Do you want groceries and gadgets delivered to your doorstep plus free restaurant delivery, or do you want groceries delivered and put inside your refrigerator plus gas discounts? (Or both?)
Those are the offerings in play as of Wednesday from Amazon and Walmart, respectively, with annual price points of $139 and $138, respectively.
On the same day that Amazon announced a deal with Grubhub that will give Amazon Prime members a free one-year trial of Grubhub+ (which offers free restaurant delivery on orders of $12 or more), Bentonville, Ark.-based Walmart announced that it's integrating InHome delivery as an optional add-on within its Walmart+ membership program.
Walmart's InHome delivery service is exactly what it sounds like, with a "highly trained InHome associate" delivering orders placed on Walmart.com or through the Walmart app into the customer's residence or garage via a one-time door access code and putting away perishable goods in the refrigerator or freezer as needed. The offering debuted in 2019 and was available to six million U.S. households as of the beginning of this year, when Walmart announced a major expansion of the service that would make InHome delivery available to around 30 million households by the end of 2022.
Previously, InHome and Walmart+ were separate membership programs, with InHome service costing $50 per year and a Walmart+ membership clocking in at $98 annually (or $12.95 per month). Walmart+ benefits include free unlimited grocery delivery from Walmart stores with a $35 minimum order, free shipping with no order minimum, use of checkout-free Scan & Go payment in store and, as of April, 10 cents off per gallon at more than 14,000 gas stations across the country.
On Wednesday, Walmart said that InHome now will be available as an add-on to Walmart+ memberships at a discounted rate of $40 per year (or $7 per month) for the in-residence delivery service—bringing the total cost for an annual Walmart+ membership with InHome service to $138, or $1 less than an Amazon Prime annual membership.
Walmart also announced Wednesday that InHome is going live in Miami, Tampa and Orlando, Florida; Dallas and Austin, Texas; and San Jose and San Francisco, California.
"We know how much InHome members love this service—they see the same familiar faces and build real relationships with our associates, who help them get through their busy weeks," InHome VP and general manager Whitney Pegden said in a statement. "InHome has one of the highest customer experience ratings in the business, and now we've made it even easier to access in even more locations."
Most U.S. households (62%) belong to at least one retail membership program, Chicago-based research firm Numerator reported in May, with Amazon Prime holding by far the largest share of subscribers, although Walmart+, which launched in fall 2020, is seeing its numbers grow. Nearly three in four Walmart+ members (73%) also are Amazon Prime subscribers, according to Numerator.

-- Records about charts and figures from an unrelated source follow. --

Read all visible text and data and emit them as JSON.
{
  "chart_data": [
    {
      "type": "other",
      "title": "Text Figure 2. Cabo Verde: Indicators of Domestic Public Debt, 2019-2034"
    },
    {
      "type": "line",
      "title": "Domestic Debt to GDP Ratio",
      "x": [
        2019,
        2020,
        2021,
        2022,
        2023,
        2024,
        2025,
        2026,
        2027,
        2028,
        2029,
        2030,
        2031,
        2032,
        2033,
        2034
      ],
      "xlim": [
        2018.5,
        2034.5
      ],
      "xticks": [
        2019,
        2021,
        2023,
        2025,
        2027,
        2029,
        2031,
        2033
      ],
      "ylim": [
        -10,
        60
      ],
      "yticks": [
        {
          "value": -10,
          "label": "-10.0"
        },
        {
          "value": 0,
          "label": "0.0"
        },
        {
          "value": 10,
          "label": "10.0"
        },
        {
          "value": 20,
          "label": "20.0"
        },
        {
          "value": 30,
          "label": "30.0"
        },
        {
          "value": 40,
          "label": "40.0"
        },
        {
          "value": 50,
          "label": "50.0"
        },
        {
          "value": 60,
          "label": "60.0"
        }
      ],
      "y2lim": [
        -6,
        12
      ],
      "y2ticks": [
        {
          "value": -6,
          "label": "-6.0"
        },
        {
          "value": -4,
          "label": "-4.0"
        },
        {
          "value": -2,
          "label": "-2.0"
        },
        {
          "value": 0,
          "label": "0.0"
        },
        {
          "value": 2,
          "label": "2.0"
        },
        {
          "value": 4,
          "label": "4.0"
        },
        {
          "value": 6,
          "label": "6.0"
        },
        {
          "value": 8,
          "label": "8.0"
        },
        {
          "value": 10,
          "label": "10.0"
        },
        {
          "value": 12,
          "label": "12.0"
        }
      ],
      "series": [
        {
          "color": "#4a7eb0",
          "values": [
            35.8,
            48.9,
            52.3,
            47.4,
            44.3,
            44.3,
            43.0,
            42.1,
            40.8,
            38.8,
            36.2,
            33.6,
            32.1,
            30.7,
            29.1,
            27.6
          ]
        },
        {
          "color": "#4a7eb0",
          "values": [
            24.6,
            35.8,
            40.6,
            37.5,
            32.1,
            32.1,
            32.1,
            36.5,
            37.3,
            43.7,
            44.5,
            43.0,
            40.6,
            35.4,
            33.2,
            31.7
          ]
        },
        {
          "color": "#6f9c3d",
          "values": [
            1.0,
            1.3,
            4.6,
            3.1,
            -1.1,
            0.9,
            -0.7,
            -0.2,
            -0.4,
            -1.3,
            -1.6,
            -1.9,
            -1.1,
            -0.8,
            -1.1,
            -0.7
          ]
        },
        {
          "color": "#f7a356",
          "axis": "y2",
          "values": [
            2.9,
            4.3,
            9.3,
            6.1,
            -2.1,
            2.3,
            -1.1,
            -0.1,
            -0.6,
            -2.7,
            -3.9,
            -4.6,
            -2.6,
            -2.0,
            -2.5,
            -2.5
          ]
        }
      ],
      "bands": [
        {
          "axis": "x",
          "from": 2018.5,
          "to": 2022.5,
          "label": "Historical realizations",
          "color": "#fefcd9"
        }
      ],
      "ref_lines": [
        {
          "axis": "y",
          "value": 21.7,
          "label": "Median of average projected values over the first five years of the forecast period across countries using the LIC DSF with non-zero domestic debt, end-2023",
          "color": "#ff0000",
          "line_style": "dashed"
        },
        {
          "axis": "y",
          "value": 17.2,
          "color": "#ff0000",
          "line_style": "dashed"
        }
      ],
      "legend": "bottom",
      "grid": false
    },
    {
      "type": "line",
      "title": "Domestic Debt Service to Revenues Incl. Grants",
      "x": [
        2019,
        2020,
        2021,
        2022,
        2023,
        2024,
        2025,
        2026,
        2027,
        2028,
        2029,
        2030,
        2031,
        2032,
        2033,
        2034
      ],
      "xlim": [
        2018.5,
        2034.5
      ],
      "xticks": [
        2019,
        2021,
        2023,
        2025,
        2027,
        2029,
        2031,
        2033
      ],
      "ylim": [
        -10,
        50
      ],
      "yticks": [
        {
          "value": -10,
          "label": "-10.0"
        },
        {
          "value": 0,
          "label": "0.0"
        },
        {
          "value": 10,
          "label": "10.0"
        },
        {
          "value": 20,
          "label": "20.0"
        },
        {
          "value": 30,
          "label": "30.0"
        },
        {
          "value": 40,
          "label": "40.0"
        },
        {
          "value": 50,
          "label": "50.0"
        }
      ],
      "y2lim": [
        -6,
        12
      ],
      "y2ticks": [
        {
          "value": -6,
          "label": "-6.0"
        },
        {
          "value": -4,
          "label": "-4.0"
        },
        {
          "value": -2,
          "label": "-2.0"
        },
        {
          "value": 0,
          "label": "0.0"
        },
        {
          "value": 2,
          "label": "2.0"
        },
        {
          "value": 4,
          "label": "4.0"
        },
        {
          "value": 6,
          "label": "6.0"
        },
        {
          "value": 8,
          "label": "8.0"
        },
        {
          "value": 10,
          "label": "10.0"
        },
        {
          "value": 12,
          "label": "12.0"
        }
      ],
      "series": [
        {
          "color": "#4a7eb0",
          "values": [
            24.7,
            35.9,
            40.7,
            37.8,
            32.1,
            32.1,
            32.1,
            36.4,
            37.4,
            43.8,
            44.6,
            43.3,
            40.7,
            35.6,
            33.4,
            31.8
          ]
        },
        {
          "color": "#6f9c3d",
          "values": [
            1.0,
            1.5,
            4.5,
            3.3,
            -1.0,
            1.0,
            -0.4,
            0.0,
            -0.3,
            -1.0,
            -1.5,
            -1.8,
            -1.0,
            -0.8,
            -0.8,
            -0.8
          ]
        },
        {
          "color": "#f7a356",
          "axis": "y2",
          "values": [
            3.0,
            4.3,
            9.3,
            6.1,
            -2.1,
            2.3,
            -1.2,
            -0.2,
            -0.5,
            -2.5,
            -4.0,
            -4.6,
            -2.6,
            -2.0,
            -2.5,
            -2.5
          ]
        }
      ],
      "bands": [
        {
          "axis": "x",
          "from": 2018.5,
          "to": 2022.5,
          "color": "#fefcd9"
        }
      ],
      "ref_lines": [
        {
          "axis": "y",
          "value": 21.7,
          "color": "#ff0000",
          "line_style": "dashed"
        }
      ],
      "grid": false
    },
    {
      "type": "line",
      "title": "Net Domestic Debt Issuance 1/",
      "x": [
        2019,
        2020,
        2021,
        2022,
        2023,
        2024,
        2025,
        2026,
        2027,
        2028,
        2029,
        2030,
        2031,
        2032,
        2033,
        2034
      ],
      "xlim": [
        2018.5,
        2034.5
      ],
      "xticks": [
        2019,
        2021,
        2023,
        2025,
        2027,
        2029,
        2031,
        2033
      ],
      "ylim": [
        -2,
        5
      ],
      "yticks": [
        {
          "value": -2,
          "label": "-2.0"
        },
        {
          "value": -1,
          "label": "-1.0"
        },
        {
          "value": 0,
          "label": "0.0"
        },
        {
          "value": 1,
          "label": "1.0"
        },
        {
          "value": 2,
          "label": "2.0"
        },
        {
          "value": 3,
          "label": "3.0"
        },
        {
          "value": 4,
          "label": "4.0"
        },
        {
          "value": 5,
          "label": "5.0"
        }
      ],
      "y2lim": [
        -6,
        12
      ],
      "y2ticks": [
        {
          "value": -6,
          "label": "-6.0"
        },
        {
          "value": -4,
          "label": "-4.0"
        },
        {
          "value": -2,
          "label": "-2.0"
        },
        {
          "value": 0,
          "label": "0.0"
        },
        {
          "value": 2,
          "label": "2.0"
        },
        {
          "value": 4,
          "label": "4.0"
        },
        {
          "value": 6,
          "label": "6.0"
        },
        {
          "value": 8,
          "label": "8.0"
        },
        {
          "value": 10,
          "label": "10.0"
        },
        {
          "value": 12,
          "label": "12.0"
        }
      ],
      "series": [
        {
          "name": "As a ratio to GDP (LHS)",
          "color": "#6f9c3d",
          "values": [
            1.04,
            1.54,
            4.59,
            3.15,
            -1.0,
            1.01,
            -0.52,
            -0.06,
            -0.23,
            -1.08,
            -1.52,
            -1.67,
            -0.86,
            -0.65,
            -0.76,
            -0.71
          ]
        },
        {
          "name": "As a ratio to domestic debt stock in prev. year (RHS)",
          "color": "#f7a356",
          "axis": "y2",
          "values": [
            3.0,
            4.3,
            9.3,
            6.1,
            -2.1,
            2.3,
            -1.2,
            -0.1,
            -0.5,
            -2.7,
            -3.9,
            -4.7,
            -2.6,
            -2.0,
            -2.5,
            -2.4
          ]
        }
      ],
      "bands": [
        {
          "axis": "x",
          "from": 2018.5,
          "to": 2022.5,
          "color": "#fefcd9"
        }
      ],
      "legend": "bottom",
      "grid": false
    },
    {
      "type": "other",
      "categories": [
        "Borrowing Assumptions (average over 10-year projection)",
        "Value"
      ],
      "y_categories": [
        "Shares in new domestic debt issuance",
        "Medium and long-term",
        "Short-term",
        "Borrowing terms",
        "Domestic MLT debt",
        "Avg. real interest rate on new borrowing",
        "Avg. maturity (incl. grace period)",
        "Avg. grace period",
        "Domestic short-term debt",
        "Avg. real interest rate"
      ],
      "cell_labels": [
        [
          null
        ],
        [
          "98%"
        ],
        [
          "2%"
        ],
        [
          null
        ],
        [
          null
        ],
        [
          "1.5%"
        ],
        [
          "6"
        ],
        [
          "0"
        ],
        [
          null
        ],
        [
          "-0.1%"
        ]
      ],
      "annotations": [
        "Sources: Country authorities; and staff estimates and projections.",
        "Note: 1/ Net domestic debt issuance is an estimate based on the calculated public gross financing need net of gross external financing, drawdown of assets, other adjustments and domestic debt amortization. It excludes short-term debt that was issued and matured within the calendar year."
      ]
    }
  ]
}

Separate research from e-commerce analytics provider Similarweb this spring found Walmart gaining in online grocery transactions year over year since early 2021, while Amazon's grocery transactions on average were flat. "Walmart’s grocery segment growth was more steady than Amazon’s volatile growth," Similarweb's Lucas Pettinato wrote.
The Bentonville-based retailer, which has gone toe to toe with Amazon on membership deals before, touted as much in its InHome news release Wednesday. "Walmart’s e-commerce sales grew by 38% over the last two years, and Walmart continues to invest in the delivery space to create a seamless, flexible experience for customers," the company stated. "Additionally, the retailer is ramping up delivery slot capacity by 35% this year to meet growing demand."